Albert Barnes Commentary


Albert Barnes Commentary
"O Jehovah, rebuke me not in thine anger, Neither chasten me in thy hot displeasure." — Psalms 6:1 (ASV)
O Lord, rebuke me not in your anger - as if God was rebuking him through the affliction He was bringing upon him. This is the point on which the psalmist's attention is now fixed. He had apparently been contemplating his afflictions and inquiring into their cause. He was led to the conclusion that his suffering might be for his sins, and that his trials were to be interpreted as proof that God was angry with him. He speaks, therefore, of God as visiting him in His anger and in His hot displeasure, and pleads with Him that He would not thus rebuke and chasten him.

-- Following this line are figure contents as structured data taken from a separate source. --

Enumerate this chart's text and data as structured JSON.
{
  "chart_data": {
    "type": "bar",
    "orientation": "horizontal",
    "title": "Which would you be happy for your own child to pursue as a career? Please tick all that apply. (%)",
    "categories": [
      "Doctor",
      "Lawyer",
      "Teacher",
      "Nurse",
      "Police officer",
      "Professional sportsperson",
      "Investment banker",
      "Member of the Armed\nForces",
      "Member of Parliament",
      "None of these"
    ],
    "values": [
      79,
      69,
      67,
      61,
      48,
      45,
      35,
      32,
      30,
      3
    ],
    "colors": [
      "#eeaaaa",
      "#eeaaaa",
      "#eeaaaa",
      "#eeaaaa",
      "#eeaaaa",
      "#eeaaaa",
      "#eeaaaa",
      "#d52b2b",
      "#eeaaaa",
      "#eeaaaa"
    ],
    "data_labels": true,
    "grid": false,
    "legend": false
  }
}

The word rebuke here, like the word rendered chasten, properly refers to the reproof of an offender by words, but may also be used to denote the reproof God administers by His providential dealings when He brings judgment upon anyone for his sins. This is the meaning here. The psalmist did not anticipate that God would openly reprove him for his sins; but he regarded God's dealings with him as such a reproof, and he pleads that the tokens of this reproof might be taken away. The whole language indicates a connection between suffering and sin—the feeling we have when afflicted that it must be on account of our sins.
Neither chasten me - This word denotes substantially the same thing and is used here in the sense of punishing.
In your hot displeasure - literally, in your heat. We speak of anger or wrath as burning or consuming. Compare Genesis 39:19; Numbers 11:33; Deuteronomy 11:17; Psalms 106:40; Job 19:11; Job 32:2–3; and Psalms 2:12.